What would a fair UFT contract look like?

Contract negotiations are under way, though without an end-time in sight. We’ll soon see if the City was bluffing when it made its ultimatum that healthcare must be ‘fixed’ before they really sit down to negotiate, especially on raises. Their deadline for the City Council to amend Administrative Code 12-126 was Nov. 23rd. That’s only a few days away, and despite heavy lobbying from the Unity-led UFT, there doesn’t seem to be much interest by our representatives to remove healthcare protections for in-service and retired municipal workers. The ‘either’/’or’ vision of our contract–decent healthcare or raises–was always an absurd premise for our own union to champion. We should have been fighting for other funding methods, like a stock transfer tax, to strengthen and expand our healthcare resources. Instead, Michael Mulgrew misled us, placing a massive giveback in a hidden appendix of the last contract that committed us to find millions of dollars of recurring ‘healthcare savings,’ despite knowing full-well that healthcare costs were rising. Then, he had the audacity to say that there were ‘no givebacks‘ to a room full of delegates and chapter leaders. I was in that DA. I believed him. I told my members to believe him. I was wrong.

UFT leadership used to mobilize membership to fight for more. When the City tried to take things from us, we struck. Now, UFT leadership hides things from us, so we don’t notice it’s being taken away. If we notice, they throw propaganda at us, misdirecting members on their motives. Or they sit us down and tell us we deserve less, because the rest of the country is also getting less. A sea of blue shirts in solidarity for a ‘fair contract’ creates a façade masking the reality: our leaders are merely managing decline. Healthcare, wages, and working conditions are all on their way down. Union management will take on the task, not of organizing us to fight, but of disorganizing overworked members into acquiescence.
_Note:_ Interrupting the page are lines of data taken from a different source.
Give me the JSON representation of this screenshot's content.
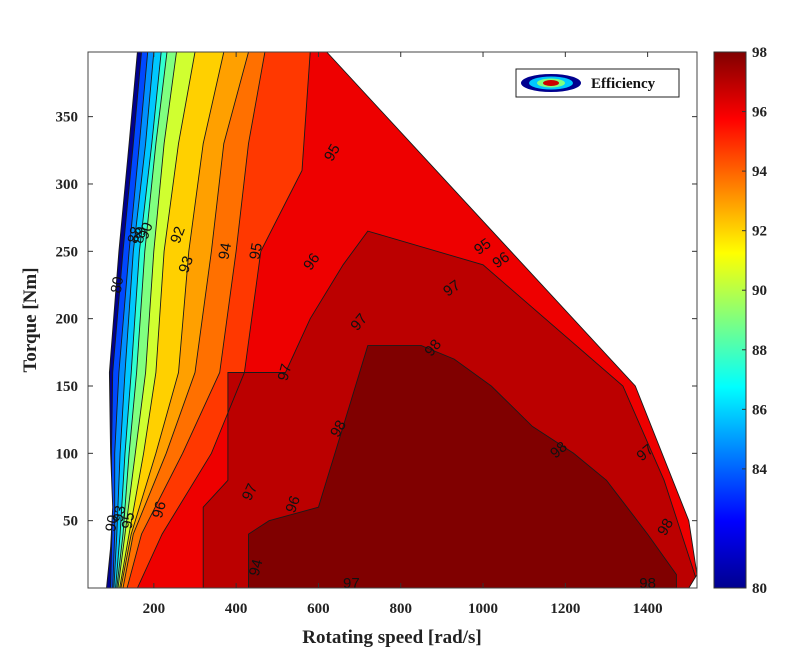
{
  "chart_data": {
    "type": "heatmap",
    "subtype": "filled-contour efficiency map",
    "title": "",
    "xlabel": "Rotating speed [rad/s]",
    "ylabel": "Torque [Nm]",
    "xlim": [
      40,
      1520
    ],
    "ylim": [
      0,
      398
    ],
    "xticks": [
      200,
      400,
      600,
      800,
      1000,
      1200,
      1400
    ],
    "yticks": [
      50,
      100,
      150,
      200,
      250,
      300,
      350
    ],
    "grid": false,
    "legend": {
      "label": "Efficiency",
      "position": "top-right"
    },
    "colorbar": {
      "range": [
        80,
        98
      ],
      "ticks": [
        80,
        84,
        86,
        88,
        90,
        92,
        94,
        96,
        98
      ],
      "colormap": "jet",
      "position": "right"
    },
    "operating_envelope": [
      [
        85,
        0
      ],
      [
        95,
        30
      ],
      [
        100,
        60
      ],
      [
        95,
        100
      ],
      [
        92,
        160
      ],
      [
        115,
        250
      ],
      [
        140,
        330
      ],
      [
        160,
        398
      ],
      [
        620,
        398
      ],
      [
        1370,
        150
      ],
      [
        1500,
        50
      ],
      [
        1520,
        10
      ],
      [
        1500,
        0
      ]
    ],
    "contour_levels": [
      {
        "level": 80,
        "color": "#00008f"
      },
      {
        "level": 82,
        "color": "#0010c8"
      },
      {
        "level": 84,
        "color": "#0048ff"
      },
      {
        "level": 86,
        "color": "#0090ff"
      },
      {
        "level": 88,
        "color": "#00c8ff"
      },
      {
        "level": 89,
        "color": "#30ffd0"
      },
      {
        "level": 90,
        "color": "#80ff80"
      },
      {
        "level": 91,
        "color": "#d0ff30"
      },
      {
        "level": 92,
        "color": "#ffd000"
      },
      {
        "level": 93,
        "color": "#ffa000"
      },
      {
        "level": 94,
        "color": "#ff7000"
      },
      {
        "level": 95,
        "color": "#ff3800"
      },
      {
        "level": 96,
        "color": "#ee0000"
      },
      {
        "level": 97,
        "color": "#bb0000"
      },
      {
        "level": 98,
        "color": "#800000"
      }
    ],
    "contour_boundaries": [
      {
        "level": 82,
        "points": [
          [
            95,
            0
          ],
          [
            98,
            40
          ],
          [
            97,
            100
          ],
          [
            100,
            160
          ],
          [
            125,
            250
          ],
          [
            150,
            330
          ],
          [
            170,
            398
          ]
        ]
      },
      {
        "level": 84,
        "points": [
          [
            100,
            0
          ],
          [
            105,
            40
          ],
          [
            105,
            100
          ],
          [
            115,
            160
          ],
          [
            140,
            250
          ],
          [
            165,
            330
          ],
          [
            185,
            398
          ]
        ]
      },
      {
        "level": 86,
        "points": [
          [
            103,
            0
          ],
          [
            110,
            40
          ],
          [
            118,
            100
          ],
          [
            130,
            160
          ],
          [
            150,
            250
          ],
          [
            180,
            330
          ],
          [
            200,
            398
          ]
        ]
      },
      {
        "level": 88,
        "points": [
          [
            107,
            0
          ],
          [
            118,
            40
          ],
          [
            130,
            100
          ],
          [
            145,
            160
          ],
          [
            165,
            250
          ],
          [
            195,
            330
          ],
          [
            218,
            398
          ]
        ]
      },
      {
        "level": 89,
        "points": [
          [
            110,
            0
          ],
          [
            125,
            40
          ],
          [
            140,
            100
          ],
          [
            158,
            160
          ],
          [
            178,
            250
          ],
          [
            205,
            330
          ],
          [
            232,
            398
          ]
        ]
      },
      {
        "level": 90,
        "points": [
          [
            113,
            0
          ],
          [
            130,
            40
          ],
          [
            155,
            100
          ],
          [
            180,
            160
          ],
          [
            200,
            250
          ],
          [
            225,
            330
          ],
          [
            255,
            398
          ]
        ]
      },
      {
        "level": 91,
        "points": [
          [
            117,
            0
          ],
          [
            140,
            40
          ],
          [
            175,
            100
          ],
          [
            205,
            160
          ],
          [
            225,
            250
          ],
          [
            260,
            330
          ],
          [
            300,
            398
          ]
        ]
      },
      {
        "level": 92,
        "points": [
          [
            120,
            0
          ],
          [
            145,
            40
          ],
          [
            205,
            100
          ],
          [
            260,
            160
          ],
          [
            285,
            250
          ],
          [
            320,
            330
          ],
          [
            370,
            398
          ]
        ]
      },
      {
        "level": 93,
        "points": [
          [
            125,
            0
          ],
          [
            150,
            40
          ],
          [
            230,
            100
          ],
          [
            300,
            160
          ],
          [
            340,
            250
          ],
          [
            370,
            330
          ],
          [
            430,
            398
          ]
        ]
      },
      {
        "level": 94,
        "points": [
          [
            135,
            0
          ],
          [
            170,
            40
          ],
          [
            270,
            100
          ],
          [
            360,
            160
          ],
          [
            400,
            250
          ],
          [
            430,
            330
          ],
          [
            470,
            398
          ]
        ]
      },
      {
        "level": 95,
        "points": [
          [
            160,
            0
          ],
          [
            220,
            40
          ],
          [
            340,
            100
          ],
          [
            420,
            160
          ],
          [
            460,
            250
          ],
          [
            560,
            310
          ],
          [
            580,
            398
          ]
        ]
      },
      {
        "level": 96,
        "points": [
          [
            320,
            0
          ],
          [
            320,
            60
          ],
          [
            380,
            80
          ],
          [
            380,
            160
          ],
          [
            520,
            160
          ],
          [
            580,
            200
          ],
          [
            660,
            240
          ],
          [
            720,
            265
          ],
          [
            1000,
            240
          ],
          [
            1340,
            150
          ],
          [
            1440,
            80
          ],
          [
            1520,
            5
          ],
          [
            1520,
            0
          ]
        ]
      },
      {
        "level": 97,
        "points": [
          [
            430,
            0
          ],
          [
            430,
            40
          ],
          [
            480,
            50
          ],
          [
            600,
            60
          ],
          [
            680,
            140
          ],
          [
            720,
            180
          ],
          [
            850,
            180
          ],
          [
            930,
            170
          ],
          [
            1020,
            150
          ],
          [
            1120,
            120
          ],
          [
            1220,
            100
          ],
          [
            1300,
            80
          ],
          [
            1400,
            40
          ],
          [
            1470,
            10
          ],
          [
            1470,
            0
          ]
        ]
      }
    ],
    "contour_labels": [
      {
        "text": "80",
        "x": 113,
        "y": 225,
        "angle": -80
      },
      {
        "text": "88",
        "x": 155,
        "y": 262,
        "angle": -75
      },
      {
        "text": "89",
        "x": 168,
        "y": 262,
        "angle": -75
      },
      {
        "text": "90",
        "x": 182,
        "y": 265,
        "angle": -70
      },
      {
        "text": "92",
        "x": 260,
        "y": 262,
        "angle": -70
      },
      {
        "text": "93",
        "x": 280,
        "y": 240,
        "angle": -70
      },
      {
        "text": "94",
        "x": 375,
        "y": 250,
        "angle": -80
      },
      {
        "text": "95",
        "x": 450,
        "y": 250,
        "angle": -80
      },
      {
        "text": "96",
        "x": 585,
        "y": 242,
        "angle": -55
      },
      {
        "text": "95",
        "x": 635,
        "y": 323,
        "angle": -60
      },
      {
        "text": "97",
        "x": 700,
        "y": 197,
        "angle": -50
      },
      {
        "text": "97",
        "x": 520,
        "y": 160,
        "angle": -75
      },
      {
        "text": "96",
        "x": 215,
        "y": 58,
        "angle": -75
      },
      {
        "text": "97",
        "x": 435,
        "y": 71,
        "angle": -65
      },
      {
        "text": "96",
        "x": 540,
        "y": 62,
        "angle": -70
      },
      {
        "text": "98",
        "x": 650,
        "y": 118,
        "angle": -60
      },
      {
        "text": "98",
        "x": 880,
        "y": 178,
        "angle": -50
      },
      {
        "text": "95",
        "x": 1000,
        "y": 253,
        "angle": -35
      },
      {
        "text": "96",
        "x": 1045,
        "y": 243,
        "angle": -35
      },
      {
        "text": "97",
        "x": 925,
        "y": 222,
        "angle": -35
      },
      {
        "text": "98",
        "x": 1185,
        "y": 102,
        "angle": -40
      },
      {
        "text": "97",
        "x": 1395,
        "y": 100,
        "angle": -40
      },
      {
        "text": "98",
        "x": 1445,
        "y": 45,
        "angle": -60
      },
      {
        "text": "97",
        "x": 680,
        "y": 3,
        "angle": 0
      },
      {
        "text": "98",
        "x": 1400,
        "y": 3,
        "angle": 0
      },
      {
        "text": "94",
        "x": 450,
        "y": 15,
        "angle": -75
      },
      {
        "text": "93",
        "x": 118,
        "y": 55,
        "angle": -80
      },
      {
        "text": "95",
        "x": 140,
        "y": 50,
        "angle": -80
      },
      {
        "text": "90",
        "x": 100,
        "y": 48,
        "angle": -80
      }
    ]
  }
}
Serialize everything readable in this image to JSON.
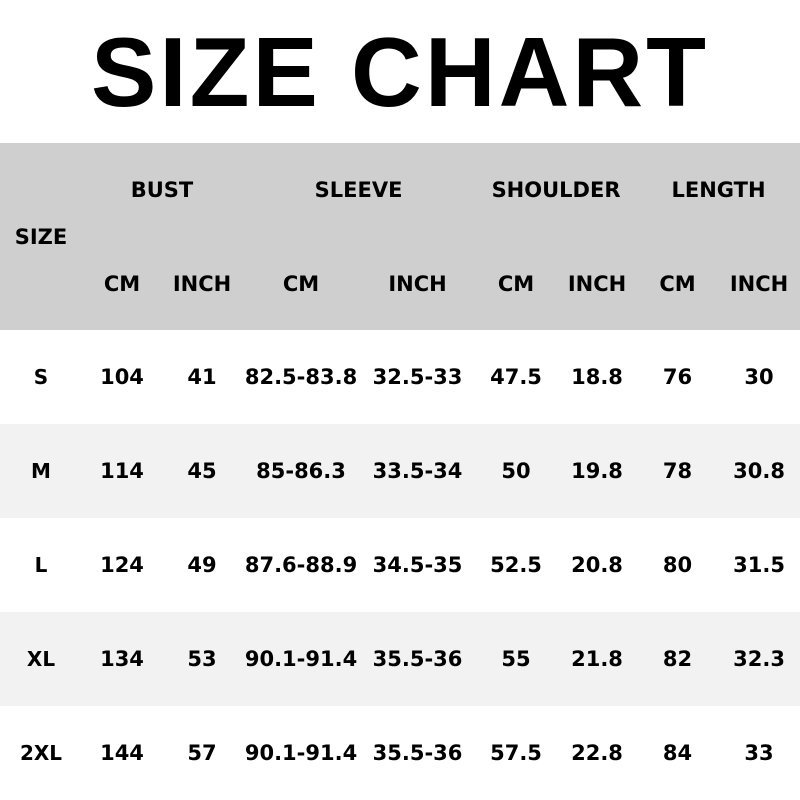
{
  "title": "SIZE CHART",
  "header": {
    "size": "SIZE",
    "groups": [
      "BUST",
      "SLEEVE",
      "SHOULDER",
      "LENGTH"
    ],
    "units": [
      "CM",
      "INCH",
      "CM",
      "INCH",
      "CM",
      "INCH",
      "CM",
      "INCH"
    ]
  },
  "colors": {
    "header_bg": "#d0cfcf",
    "stripe_bg": "#f2f2f2",
    "text": "#000000"
  },
  "rows": [
    [
      "S",
      "104",
      "41",
      "82.5-83.8",
      "32.5-33",
      "47.5",
      "18.8",
      "76",
      "30"
    ],
    [
      "M",
      "114",
      "45",
      "85-86.3",
      "33.5-34",
      "50",
      "19.8",
      "78",
      "30.8"
    ],
    [
      "L",
      "124",
      "49",
      "87.6-88.9",
      "34.5-35",
      "52.5",
      "20.8",
      "80",
      "31.5"
    ],
    [
      "XL",
      "134",
      "53",
      "90.1-91.4",
      "35.5-36",
      "55",
      "21.8",
      "82",
      "32.3"
    ],
    [
      "2XL",
      "144",
      "57",
      "90.1-91.4",
      "35.5-36",
      "57.5",
      "22.8",
      "84",
      "33"
    ]
  ]
}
We can talk about what a fair contract would look like all we want, but until UFT leadership agrees to organize rather than obfuscate, we aren’t getting anything close to what we deserve. If that day comes, here are New Action’s demands for a fair contract:

NEW ACTION/UFT PROPOSALS FOR CONTRACT DEMANDS

  1. Pay raises in line with surrounding districts
  2. Maximum salary should be reached in 10 years like many other unions
  3. Reduce class size in every division
  4. Reduce caseloads of counselors, school psychologists, and other titles
  5. No agreement to place new hires into HMOs 
  6. End Fair Student Funding/Return to Unit Costing to end discrimination/harassment of veteran teachers
  7. Fight the attacks on Chapter Leaders and chapter members
  8. Fight abusive principals and place abusers on a UFT Watch List/Send teams into these schools
  9. Reinstitute seniority transfers
  10. End ATR pool by placement in vacancies
  11. Work to end school segregation
  12. Work to increase staff diversity
  13. Restore the right to grieve letters in the file
  14. Allow members to challenge principal’s judgment on observation reports
  15. Remove the Danielson Framework and decouple test scores from evaluations. Reform the evaluation system to be teacher led.
  16. Set penalties for administrators who repeatedly violate class size provisions
  17. And NO MORE healthcare givebacks!!!!